Towards an inclusive economy

Inclusive Economy15 May 2013Sara Murawski

‘Spurring economic transition’ is the follow-up to The Broker’s debate on inequality. What are the most important conclusions of the inequality debate that it needs to address?

In the past months, the Broker hosted an interactive debate on inequality against the background of the post-2015 agenda. One of the main outcomes of this discussion, in which both scholars and practitioners took part, was the need for a transition towards a more inclusive economy. What an inclusive economy should look like remains an open question but the conditions required to achieve it are much clearer.

Different forms of inequality passed under review. Firstly, the contributors discussed inequality in economic terms: they addressed income inequality, the uneven distribution of the tax burden between capital and labour, and mechanisms in the financial system, such as tax havens, that contribute to inequality. They defined political inequality as the lack of democratic voice and political participation within nation states and limited political representation in international organizations. Finally, the participants pointed to social inequality of employment, education and social security as violations of human rights.

The inequality debate also focused on the structural causes of inequality. The contributors identified globalization and the financial system as important causes of global inequality. In addition, their blog posts addressed the policies that underlie or sustain these macroeconomic processes. International trade agreements, for example, have enabled the free flow of capital on a global scale, but also lead to capital flight from developing countries and a race to the bottom on the global labour market. The fact that political power is concentrated in the hands of a tiny elite cannot be ignored in this context. To tackle inequality globally, the interests of the stakeholders who benefit from the asymmetry of market economies must be unveiled.

The effects of inequality have contributed to social exclusion all over the world, particularly affecting the most vulnerable members of society: the poor. Inequality hinders people from participating in economic processes while allowing the rich to benefit most from the accumulation of wealth. Furthermore, inequality corrodes the quality of institutions, may lead to conflicts and hampers human well-being. To reduce inequality globally, its causes must be fought at the roots. The transformation towards an inclusive economy might offer a solution to these global problems.

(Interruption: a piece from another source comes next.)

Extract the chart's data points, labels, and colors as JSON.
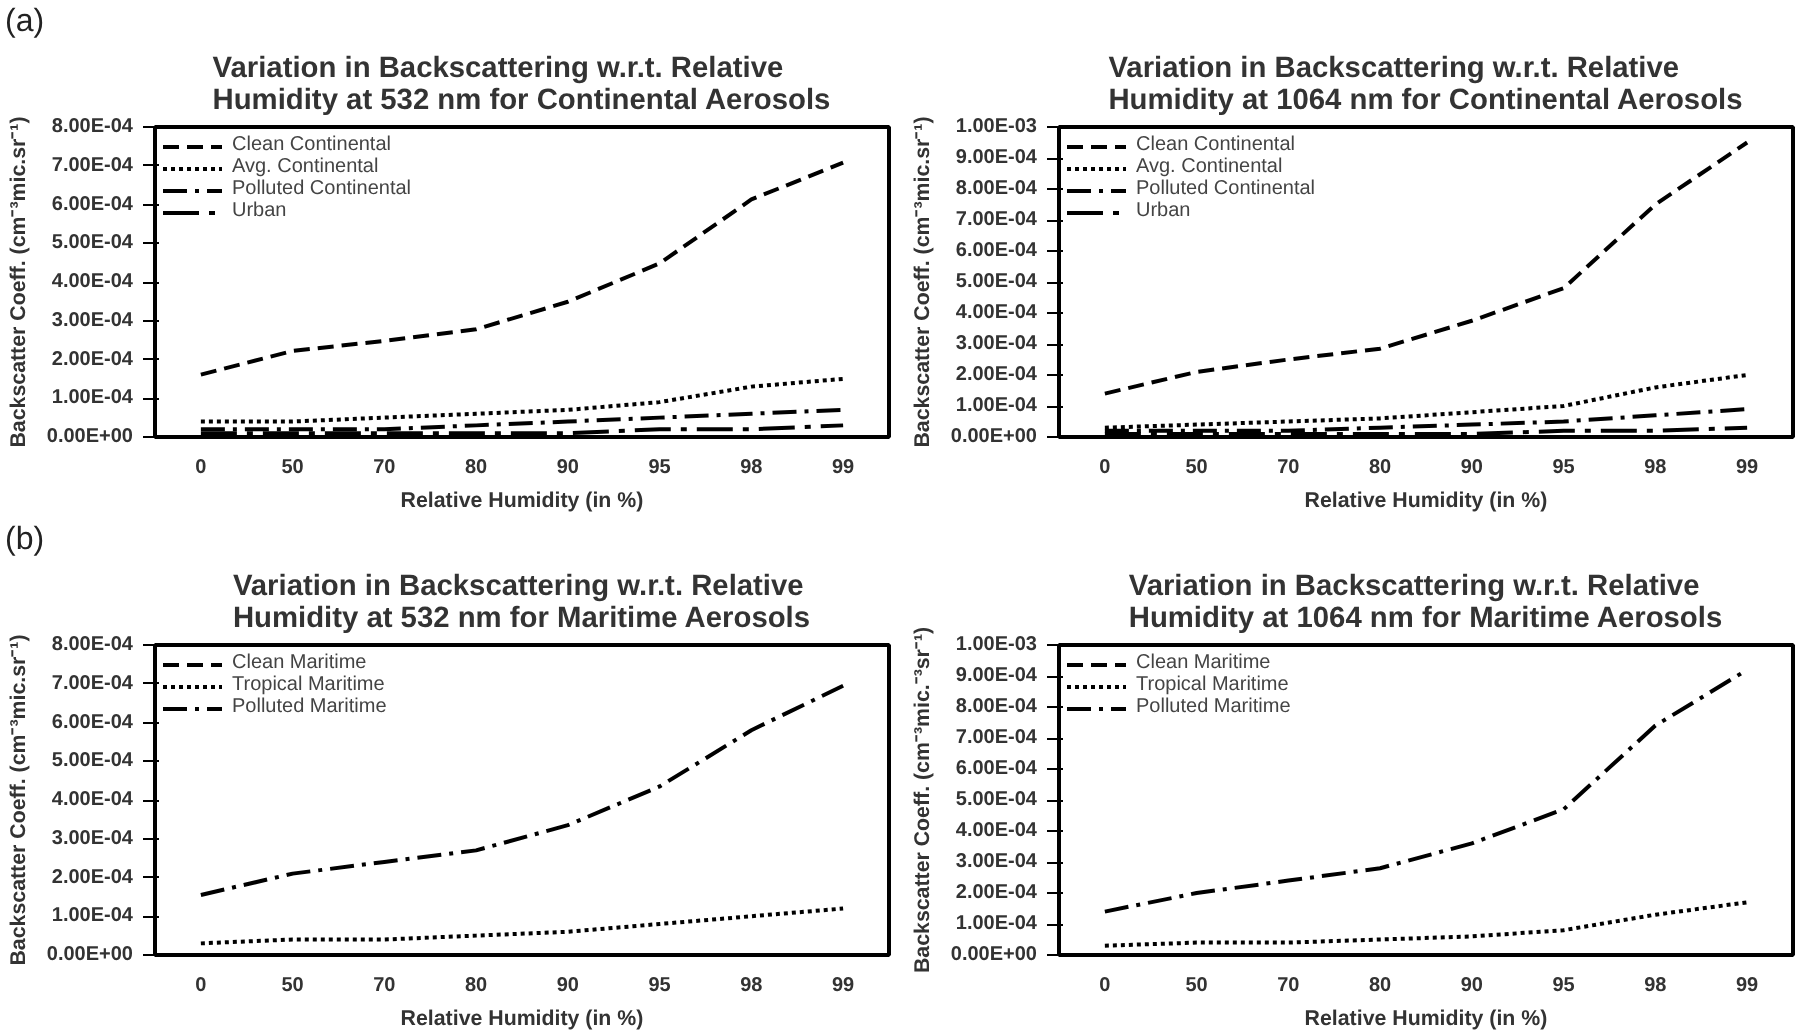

The goal of inclusive economy is to prevent social exclusion. Inclusive economy means creating more sustainable and inclusive societies that aim at including all members of society in the growth process itself instead of distributing wealth among them after periods of steep growth. Additionally, inclusive economy models are targeted at preventing global economic crises by regulating capital flows and reforming the financial system. Inclusive economies also pay attention to the environment, aiming at a sustainable and green global economy.

A new economic framework requires rethinking the meaning of economic welfare and well-being. For example, we need to redefine growth beyond the narrow definition in terms of GDP. An inclusive economy also requires that we rethink the concept of scarcity: how are assets distributed across the world, and who prospers from that? In addition, inclusiveness at the global level calls for just tax transfer systems that focus on predistribution rather than redistribution.

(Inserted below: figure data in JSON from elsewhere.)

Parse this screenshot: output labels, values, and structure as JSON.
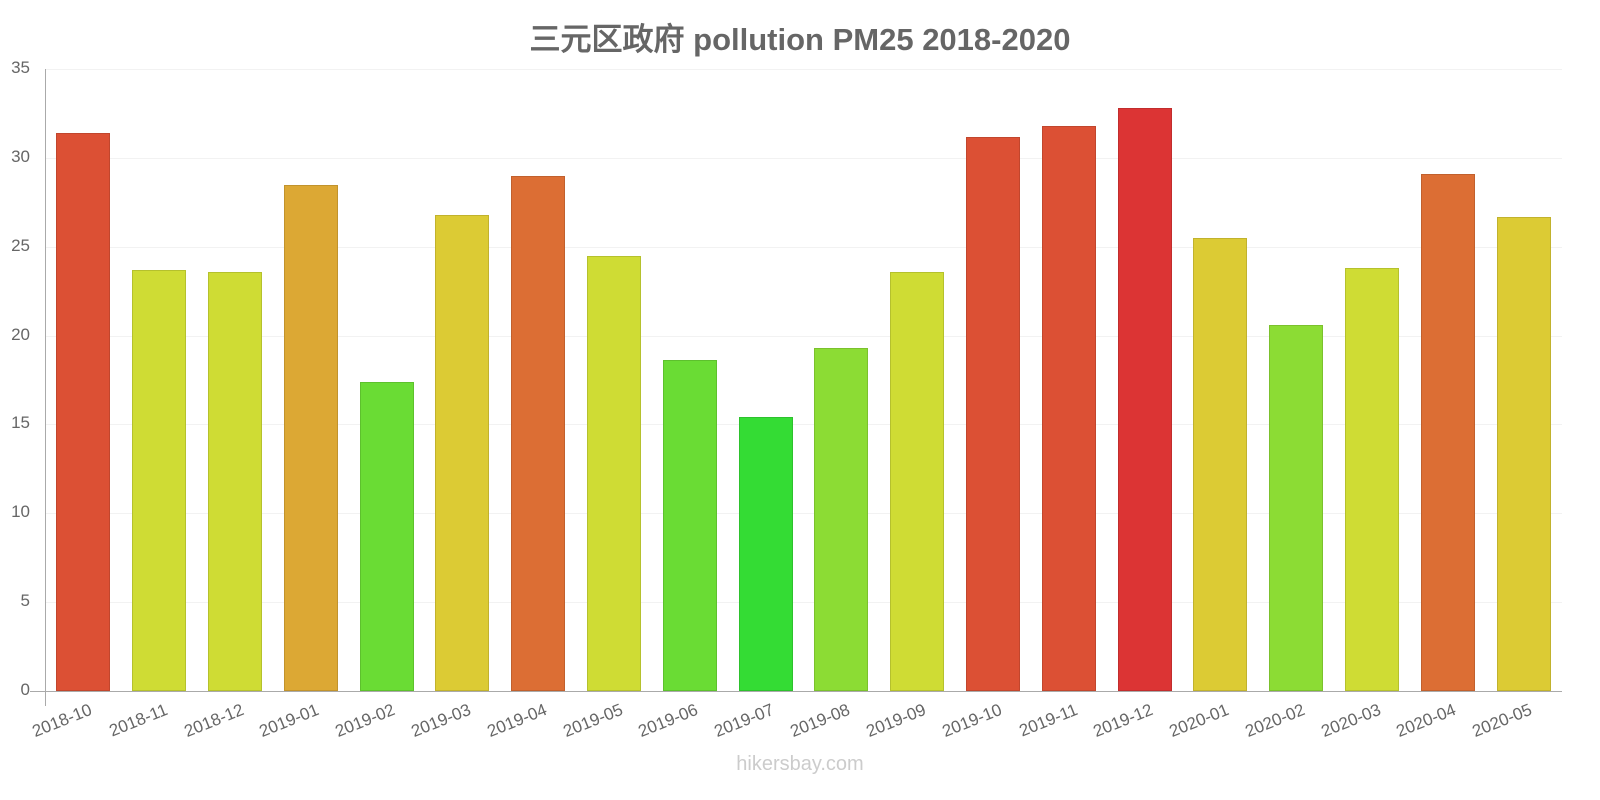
{
  "chart_data": {
    "type": "bar",
    "title": "三元区政府 pollution PM25 2018-2020",
    "xlabel": "",
    "ylabel": "",
    "ylim": [
      0,
      35
    ],
    "yticks": [
      0,
      5,
      10,
      15,
      20,
      25,
      30,
      35
    ],
    "grid": true,
    "legend": null,
    "categories": [
      "2018-10",
      "2018-11",
      "2018-12",
      "2019-01",
      "2019-02",
      "2019-03",
      "2019-04",
      "2019-05",
      "2019-06",
      "2019-07",
      "2019-08",
      "2019-09",
      "2019-10",
      "2019-11",
      "2019-12",
      "2020-01",
      "2020-02",
      "2020-03",
      "2020-04",
      "2020-05"
    ],
    "values": [
      31.4,
      23.7,
      23.6,
      28.5,
      17.4,
      26.8,
      29.0,
      24.5,
      18.6,
      15.4,
      19.3,
      23.6,
      31.2,
      31.8,
      32.8,
      25.5,
      20.6,
      23.8,
      29.1,
      26.7
    ],
    "colors": [
      "#dc5034",
      "#cfdc34",
      "#cfdc34",
      "#dca834",
      "#6adc34",
      "#dccb34",
      "#dc6e34",
      "#cfdc34",
      "#6adc34",
      "#34dc34",
      "#8cdc34",
      "#cfdc34",
      "#dc5034",
      "#dc5034",
      "#dc3434",
      "#dccb34",
      "#8cdc34",
      "#cfdc34",
      "#dc6e34",
      "#dccb34"
    ]
  },
  "header": {
    "title": "三元区政府 pollution PM25 2018-2020"
  },
  "footer": {
    "watermark": "hikersbay.com"
  }
}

Inclusiveness stresses the participation of people in economic, political and social institutions. Organizations of farmers, industrial labourers, etc. can democratize economies, since they aim at putting production processes under the control of the stakeholders. This implies focusing on a larger role for local market economies rather than one-sidedly on global markets. Moreover, inclusion requires strong civil societies, where political decision-making processes are democratized, and where global public goods are protected against the detrimental effects of the global economy and are accessible to those who most need them.

The challenge of making the global economy more inclusive demands that we identify the structural causes of inequality and put forward the conditions under which global inclusiveness can be achieved. Ideas on how to shape inclusive societies must be proposed in terms of concrete policy measures. The Broker’s inequality debate has sketched the scope of these challenges and solutions. Let the debate now continue.

The Broker warmly invites everyone to continue the discussion by contributing to our new Spurring economic transitiondebate, which focuses on the following questions:

Assuming that the goal is to transform the global, regional and local economy in such a way that well-being for all is more important than growth rates:

  1. How could this be done?
  2. What hinders this economic transformation?
  3. How can such an economic transformation be structurally incorporated into policy at national, regional and global level?